Emergency federal childcare funds expired on Sept. 30, raising long-term concerns for the Texas Woman’s University’s student parents and child development program.
“It’s going to have a tremendous impact on a lot of different sectors because child care is woefully underfunded,” Dr. Brigitte Vittrup, department chair of human development, family studies and counseling, said. “Some of our […] child development students go into working in early childcare. Some of them might work as childcare teachers. Some of them might work as administrators of child care centers, but with the funding running out, all of these centers that have been receiving the support may not be able to continue to operate because they don’t have the funds to cover the overhead.”
The emergency funding was issued during the COVID-19 pandemic through the American Rescue Plan Act, where $39 billion was allocated to help stabilize the child care industry. According to the Century Foundation, this motion was the “largest investment in child care in American history.” Now, however, these funds have run out, and CBS News reported that nearly 70,000 child care centers may have to close as a result.
In order for these institutions to remain open, Vittrup said that they will need to either raise tuition, cut staff, or lower the salaries of their workers – all of which will adversely impact families, teachers and those seeking jobs in the field.
“One of the estimates for the state of Texas is that it could impact 300,000 children that might no longer have access to care,” Vittrup said. “There’s several places in the state that they almost call child care deserts, where there’s just not enough access based on the people that need the care. And so if a lot of centers close down, or if the ones that are left become too expensive […] you’re seeing families that are having to either cut their hours or stop working because it’s becoming too expensive, almost to where they’re paying more for childcare than what they’re making.”
These changes, Vittrup said, can impact future jobs available to graduates in the field.
“The stress of having to run operations on such a limited budget can cause people to leave that industry, which is unfortunate because people go into it because they have this deep commitment to working with children, helping children develop and [giving] them the best environment,” Vittrup said. “And so with the low wages, with the stress and the high turnover, unfortunately, many of them end up leaving.”
Child development professor Dr.

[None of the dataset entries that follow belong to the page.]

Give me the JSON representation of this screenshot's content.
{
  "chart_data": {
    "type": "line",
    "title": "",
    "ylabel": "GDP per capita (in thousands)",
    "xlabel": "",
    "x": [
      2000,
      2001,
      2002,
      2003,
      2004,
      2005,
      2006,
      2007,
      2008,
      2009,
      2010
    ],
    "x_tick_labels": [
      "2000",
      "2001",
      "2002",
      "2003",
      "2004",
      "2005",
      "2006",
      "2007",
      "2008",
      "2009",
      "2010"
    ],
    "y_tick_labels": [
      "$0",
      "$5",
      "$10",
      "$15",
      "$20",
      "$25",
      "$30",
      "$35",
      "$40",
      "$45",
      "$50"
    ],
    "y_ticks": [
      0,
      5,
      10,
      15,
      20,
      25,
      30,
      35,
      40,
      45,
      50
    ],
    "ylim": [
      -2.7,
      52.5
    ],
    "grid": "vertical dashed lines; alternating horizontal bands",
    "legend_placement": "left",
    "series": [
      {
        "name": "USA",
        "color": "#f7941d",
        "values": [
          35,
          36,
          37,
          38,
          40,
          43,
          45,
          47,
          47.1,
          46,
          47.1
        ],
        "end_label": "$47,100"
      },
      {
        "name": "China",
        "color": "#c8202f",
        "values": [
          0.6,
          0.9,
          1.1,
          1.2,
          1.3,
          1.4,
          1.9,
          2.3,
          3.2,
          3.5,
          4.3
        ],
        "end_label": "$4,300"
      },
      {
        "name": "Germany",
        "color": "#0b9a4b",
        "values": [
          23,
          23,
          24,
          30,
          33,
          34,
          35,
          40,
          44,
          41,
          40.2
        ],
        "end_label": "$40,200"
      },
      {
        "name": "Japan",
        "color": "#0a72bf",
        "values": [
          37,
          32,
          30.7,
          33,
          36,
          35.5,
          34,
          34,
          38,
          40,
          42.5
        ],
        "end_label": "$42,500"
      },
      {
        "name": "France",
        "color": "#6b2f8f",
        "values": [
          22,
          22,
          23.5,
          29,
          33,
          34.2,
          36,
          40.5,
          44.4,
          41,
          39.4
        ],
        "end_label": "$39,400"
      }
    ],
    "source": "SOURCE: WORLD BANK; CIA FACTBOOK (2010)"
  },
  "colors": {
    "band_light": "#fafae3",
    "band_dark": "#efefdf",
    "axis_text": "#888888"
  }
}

Dimple Vadgama said that she was disheartened to learn about how her students would immediately be impacted by the loss of funding.

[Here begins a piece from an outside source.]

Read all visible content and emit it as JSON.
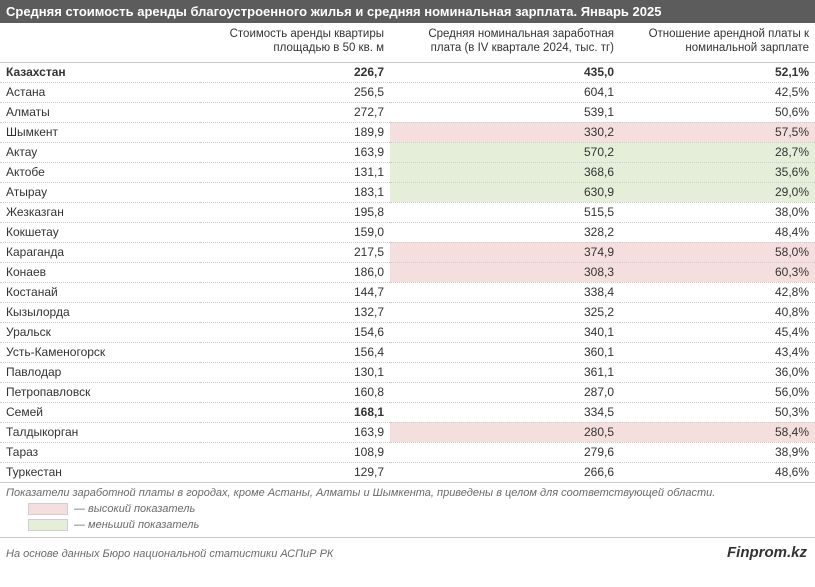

“I reached out to my students and I know several of them are mothers,” Vadgama said. “Some of them are single mothers, some of them have families, and just the things that they had to go through with this new routine [were] unexpected. Things like dropping their extracurricular activities and their involvement in TWU, because now they have to devote that time to either finding a job or working somewhere else to find the finances to take care of their child.”

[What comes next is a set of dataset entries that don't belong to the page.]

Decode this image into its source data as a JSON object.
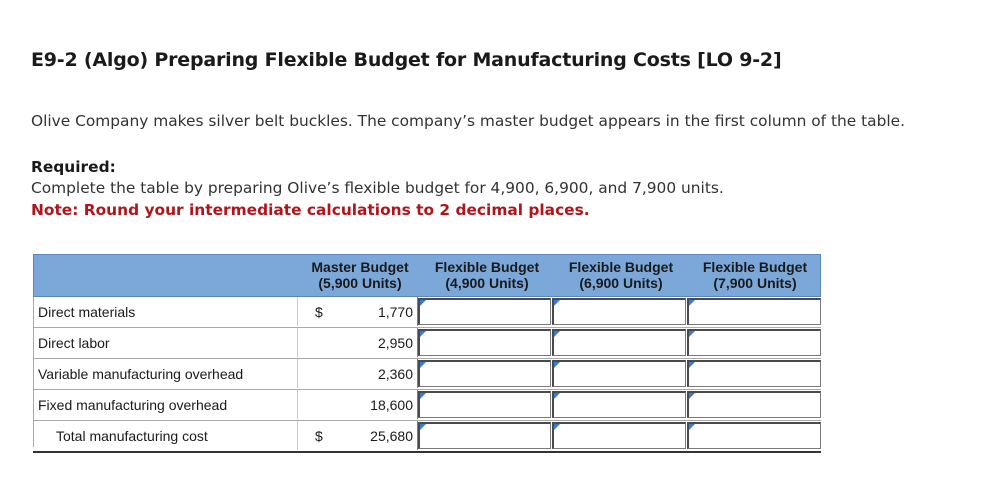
{
  "header": {
    "title": "E9-2 (Algo) Preparing Flexible Budget for Manufacturing Costs [LO 9-2]"
  },
  "problem": {
    "intro": "Olive Company makes silver belt buckles. The company’s master budget appears in the first column of the table.",
    "required_label": "Required:",
    "required_text": "Complete the table by preparing Olive’s flexible budget for 4,900, 6,900, and 7,900 units.",
    "note": "Note: Round your intermediate calculations to 2 decimal places."
  },
  "table": {
    "columns": [
      {
        "line1": "Master Budget",
        "line2": "(5,900 Units)"
      },
      {
        "line1": "Flexible Budget",
        "line2": "(4,900 Units)"
      },
      {
        "line1": "Flexible Budget",
        "line2": "(6,900 Units)"
      },
      {
        "line1": "Flexible Budget",
        "line2": "(7,900 Units)"
      }
    ],
    "rows": [
      {
        "label": "Direct materials",
        "dollar": "$",
        "master": "1,770",
        "flex1": "",
        "flex2": "",
        "flex3": ""
      },
      {
        "label": "Direct labor",
        "dollar": "",
        "master": "2,950",
        "flex1": "",
        "flex2": "",
        "flex3": ""
      },
      {
        "label": "Variable manufacturing overhead",
        "dollar": "",
        "master": "2,360",
        "flex1": "",
        "flex2": "",
        "flex3": ""
      },
      {
        "label": "Fixed manufacturing overhead",
        "dollar": "",
        "master": "18,600",
        "flex1": "",
        "flex2": "",
        "flex3": ""
      },
      {
        "label": "Total manufacturing cost",
        "dollar": "$",
        "master": "25,680",
        "flex1": "",
        "flex2": "",
        "flex3": ""
      }
    ]
  },
  "colors": {
    "header_bg": "#7ba7d9",
    "note_red": "#b0151c",
    "input_flag": "#3a7bd5"
  }
}
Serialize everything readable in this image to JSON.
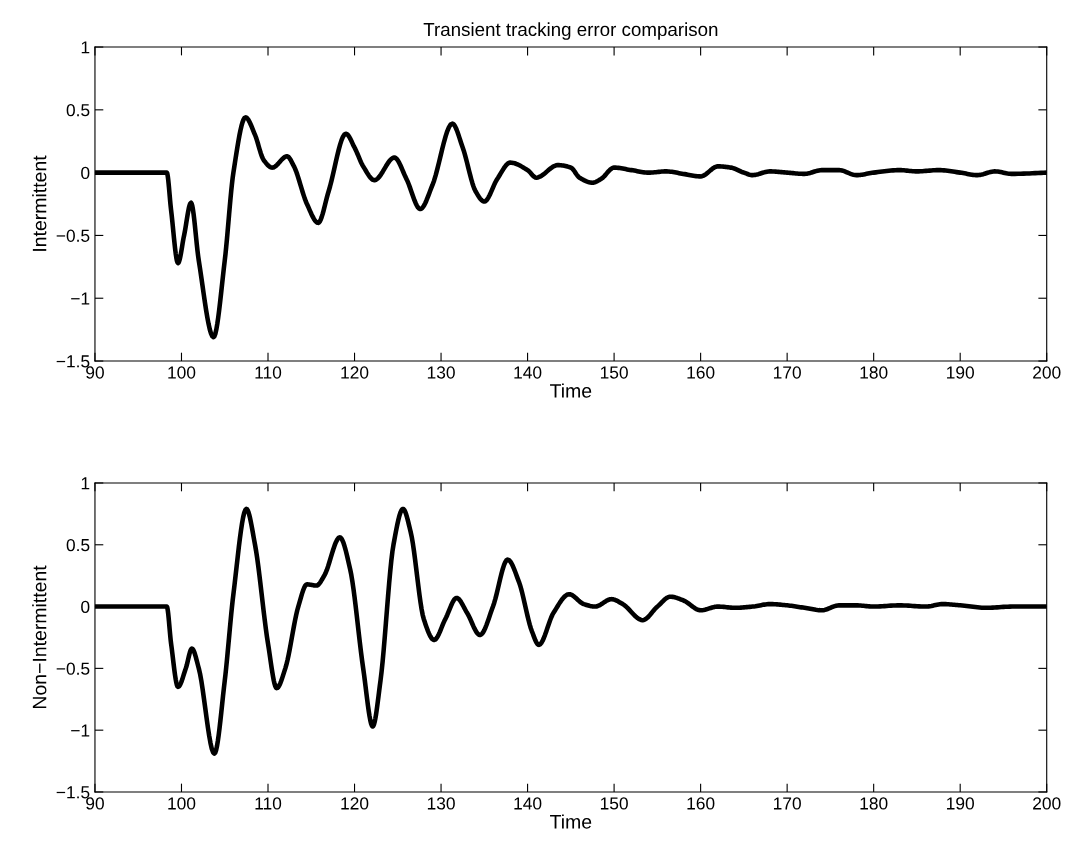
{
  "chart_data": [
    {
      "type": "line",
      "title": "Transient tracking error comparison",
      "xlabel": "Time",
      "ylabel": "Intermittent",
      "xlim": [
        90,
        200
      ],
      "xticks": [
        90,
        100,
        110,
        120,
        130,
        140,
        150,
        160,
        170,
        180,
        190,
        200
      ],
      "ylim": [
        -1.5,
        1
      ],
      "yticks": [
        -1.5,
        -1,
        -0.5,
        0,
        0.5,
        1
      ],
      "grid": false,
      "series": [
        {
          "color": "#000000",
          "x": [
            90,
            98.3,
            98.8,
            99.6,
            100.3,
            101.1,
            102,
            103.7,
            105,
            106,
            107.4,
            108.5,
            109.5,
            110.5,
            112.2,
            113,
            114.5,
            115.8,
            117,
            119,
            120,
            121,
            122.3,
            124.6,
            126,
            127.6,
            129,
            131.3,
            132.5,
            134,
            135,
            136.5,
            138,
            140,
            141,
            143.5,
            145,
            146,
            147.5,
            148.5,
            150,
            152,
            154,
            156,
            158,
            160,
            162,
            163.5,
            165,
            166,
            168,
            170,
            172,
            174,
            176,
            178,
            180,
            183,
            185,
            187.5,
            190,
            192,
            194,
            196,
            200
          ],
          "values": [
            0,
            0,
            -0.3,
            -0.72,
            -0.5,
            -0.24,
            -0.7,
            -1.31,
            -0.7,
            0,
            0.44,
            0.3,
            0.1,
            0.04,
            0.13,
            0.05,
            -0.25,
            -0.4,
            -0.15,
            0.31,
            0.2,
            0.05,
            -0.06,
            0.12,
            -0.05,
            -0.29,
            -0.1,
            0.39,
            0.2,
            -0.15,
            -0.23,
            -0.05,
            0.08,
            0.02,
            -0.04,
            0.06,
            0.04,
            -0.04,
            -0.08,
            -0.05,
            0.04,
            0.02,
            0,
            0.01,
            -0.01,
            -0.03,
            0.05,
            0.04,
            0,
            -0.02,
            0.01,
            0,
            -0.01,
            0.02,
            0.02,
            -0.02,
            0,
            0.02,
            0.01,
            0.02,
            0,
            -0.02,
            0.01,
            -0.01,
            0
          ]
        }
      ]
    },
    {
      "type": "line",
      "xlabel": "Time",
      "ylabel": "Non−Intermittent",
      "xlim": [
        90,
        200
      ],
      "xticks": [
        90,
        100,
        110,
        120,
        130,
        140,
        150,
        160,
        170,
        180,
        190,
        200
      ],
      "ylim": [
        -1.5,
        1
      ],
      "yticks": [
        -1.5,
        -1,
        -0.5,
        0,
        0.5,
        1
      ],
      "grid": false,
      "series": [
        {
          "color": "#000000",
          "x": [
            90,
            98.3,
            98.8,
            99.6,
            100.5,
            101.2,
            102,
            103.8,
            105,
            106,
            107.5,
            108.5,
            110,
            111,
            112,
            113.5,
            114.5,
            115.6,
            116.5,
            118.3,
            119.5,
            121,
            122.1,
            123,
            124.5,
            125.6,
            126.5,
            128,
            129.2,
            130.5,
            131.8,
            133,
            134.5,
            136,
            137.7,
            139,
            140.5,
            141.3,
            143,
            144.8,
            146.5,
            147.8,
            149.7,
            151,
            153.3,
            155,
            156.5,
            158,
            160,
            162,
            164,
            166,
            168,
            170,
            172,
            174,
            176,
            178,
            180,
            183,
            186,
            188,
            190,
            193,
            196,
            200
          ],
          "values": [
            0,
            0,
            -0.3,
            -0.65,
            -0.5,
            -0.34,
            -0.5,
            -1.19,
            -0.6,
            0.1,
            0.79,
            0.5,
            -0.3,
            -0.66,
            -0.5,
            0,
            0.18,
            0.17,
            0.25,
            0.56,
            0.3,
            -0.5,
            -0.97,
            -0.6,
            0.5,
            0.79,
            0.6,
            -0.1,
            -0.27,
            -0.1,
            0.07,
            -0.05,
            -0.23,
            0,
            0.38,
            0.2,
            -0.2,
            -0.31,
            -0.05,
            0.1,
            0.02,
            0,
            0.06,
            0.02,
            -0.11,
            0,
            0.08,
            0.05,
            -0.03,
            0,
            -0.01,
            0,
            0.02,
            0.01,
            -0.01,
            -0.03,
            0.01,
            0.01,
            0,
            0.01,
            0,
            0.02,
            0.01,
            -0.01,
            0,
            0
          ]
        }
      ]
    }
  ]
}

Mental health issues and losing resume-building experiences are other consequences that Vadgama said her students face due to these sudden changes.
“When we go down Interstate 35, you see this big TWU billboard and it reads, ‘TWU, the best university for student parents,’” Vadgama said. “And now here we are, where our student parents are asking for help and support for child care responsibilities.”
Political change and emphasizing the importance of child care are ways that can help boost the department during this time, Vadgama said.
“We hope that there will be more awareness through more exposure and talking about this issue to gain more support for this program,” Vadgama said. “I would say that getting the voices of these students out there [can] support them by helping them speak up and [approach] the higher authorities […] and see if they can put a word in to get the funding.”